Dixon’s “Off” Day Still Sees Him Finish Fifth
A lot of the focus entering the weekend was on five-time Mid-Ohio winner, and current IndyCar points leader, Scott Dixon.
Yet, Dixon’s weekend proved somewhat troublesome. A red flag for James Hinchcliffe in qualifying prevented Dixon from getting a quick lap in Round 2, and he failed to advance to the Firestone Fast Six.
And while he ran on the tails of Alexander Rossi, Josef Newgarden, and Will Power in the first stint, he was never really in contention for the win at any point.
“We were kind of in that no-man’s land of going for three then going for two (stops). I wasn’t concentrating enough on getting the mileage I needed to,” Dixon lamented in discussing the strategy in a post-race interview with NBCSN’s Jon Beekhuis.
Dixon added that track position also never turned in his favor.
“It was just one of those days where we’d pit to get track position and then somebody would come out in front of us or we’d catch somebody and we just never had the speed. But, we had the fastest race lap by over half a second I think - the car had speed. Later in the run too, it would wear off the left-front tire and I just couldn’t get the car to turn.”
Still, Dixon managed to finish a solid fifth. He now leads Rossi by 44 points entering a two-week break before the ABC Supply 500 at Pocono Raceway.
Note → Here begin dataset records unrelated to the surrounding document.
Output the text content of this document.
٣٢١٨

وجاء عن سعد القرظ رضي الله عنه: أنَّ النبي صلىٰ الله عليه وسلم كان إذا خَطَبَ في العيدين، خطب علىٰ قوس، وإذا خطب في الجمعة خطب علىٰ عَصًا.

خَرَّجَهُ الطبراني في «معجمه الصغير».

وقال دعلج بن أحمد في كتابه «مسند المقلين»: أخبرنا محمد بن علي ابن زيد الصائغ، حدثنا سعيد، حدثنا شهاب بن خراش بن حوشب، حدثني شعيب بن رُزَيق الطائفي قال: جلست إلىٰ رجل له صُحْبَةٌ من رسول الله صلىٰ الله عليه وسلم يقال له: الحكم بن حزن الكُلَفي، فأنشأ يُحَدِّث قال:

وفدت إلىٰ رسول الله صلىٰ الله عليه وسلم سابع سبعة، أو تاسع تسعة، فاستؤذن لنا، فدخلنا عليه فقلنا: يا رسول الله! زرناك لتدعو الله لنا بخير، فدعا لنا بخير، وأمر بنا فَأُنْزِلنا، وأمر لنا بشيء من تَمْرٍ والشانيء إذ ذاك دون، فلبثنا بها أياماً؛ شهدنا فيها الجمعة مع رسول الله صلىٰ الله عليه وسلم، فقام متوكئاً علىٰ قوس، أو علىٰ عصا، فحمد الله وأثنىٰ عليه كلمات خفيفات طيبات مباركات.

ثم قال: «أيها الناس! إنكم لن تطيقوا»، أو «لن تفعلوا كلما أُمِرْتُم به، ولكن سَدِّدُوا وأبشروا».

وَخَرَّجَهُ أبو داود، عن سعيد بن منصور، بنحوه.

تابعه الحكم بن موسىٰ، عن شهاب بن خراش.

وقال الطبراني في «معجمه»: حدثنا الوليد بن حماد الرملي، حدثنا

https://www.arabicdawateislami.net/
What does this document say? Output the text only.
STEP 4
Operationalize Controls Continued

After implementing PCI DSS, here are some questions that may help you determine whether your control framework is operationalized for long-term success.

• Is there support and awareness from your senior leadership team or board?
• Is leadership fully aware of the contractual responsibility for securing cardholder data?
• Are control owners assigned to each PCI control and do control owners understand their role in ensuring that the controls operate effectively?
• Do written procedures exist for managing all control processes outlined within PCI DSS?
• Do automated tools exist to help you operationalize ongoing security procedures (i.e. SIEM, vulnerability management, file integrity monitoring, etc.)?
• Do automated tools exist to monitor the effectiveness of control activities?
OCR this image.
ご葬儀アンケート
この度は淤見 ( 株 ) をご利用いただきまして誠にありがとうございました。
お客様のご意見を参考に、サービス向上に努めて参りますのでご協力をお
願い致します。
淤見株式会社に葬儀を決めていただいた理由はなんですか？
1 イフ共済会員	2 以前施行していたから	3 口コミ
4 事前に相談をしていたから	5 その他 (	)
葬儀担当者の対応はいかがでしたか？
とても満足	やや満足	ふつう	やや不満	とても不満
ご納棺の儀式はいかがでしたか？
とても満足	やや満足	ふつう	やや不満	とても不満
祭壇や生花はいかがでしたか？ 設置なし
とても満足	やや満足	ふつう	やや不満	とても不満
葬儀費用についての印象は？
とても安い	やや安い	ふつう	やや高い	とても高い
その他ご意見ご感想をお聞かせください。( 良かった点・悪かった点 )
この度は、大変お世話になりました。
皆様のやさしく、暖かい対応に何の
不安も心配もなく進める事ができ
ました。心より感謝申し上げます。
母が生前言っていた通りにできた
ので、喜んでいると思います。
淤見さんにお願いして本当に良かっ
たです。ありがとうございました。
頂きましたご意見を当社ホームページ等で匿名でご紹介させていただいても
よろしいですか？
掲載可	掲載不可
- Carlin Racing was having their best outing of the season entering Sunday, with Max Chilton qualifying sixth. However, things quickly became unraveled. Chilton made contact with Takuma Sato on Lap 2, sending the Rahal Letterman Lanigan Racing driver into a spin. Chilton received a drive-through penalty, and things never got better. He languished in 24th at the end, while teammate Charlie Kimball could do no better than 16th.
- Graham Rahal finished ninth, but was frustrated at not being able to run better, highlighting a bad oversteer condition that hampered his and RLL’s efforts. “We struggled with too much oversteer most of the race, which put us a ways behind the 8-ball. I just couldn’t get close enough to anybody without losing a lot. We had to just manage the rest of the day,” he explained afterward. His 2018 season been consistent - he has top 10s in all but two races - but the lack of wins and podiums (his only podium came at the season opener on the streets of St. Petersburg) have blighted his season.
- Pietro Fittipaldi finished 23rd on return from injury. It won’t generate much attention, but running all the laps on a track as physical as the Mid-Ohio Sports Car Course is an accomplishment in and of itself, and the 22-year-old gained valuable on-track experience.
The Verizon IndyCar Series now takes an informal “summer break” before the ABC 500 Supply (August 19, NBCSN).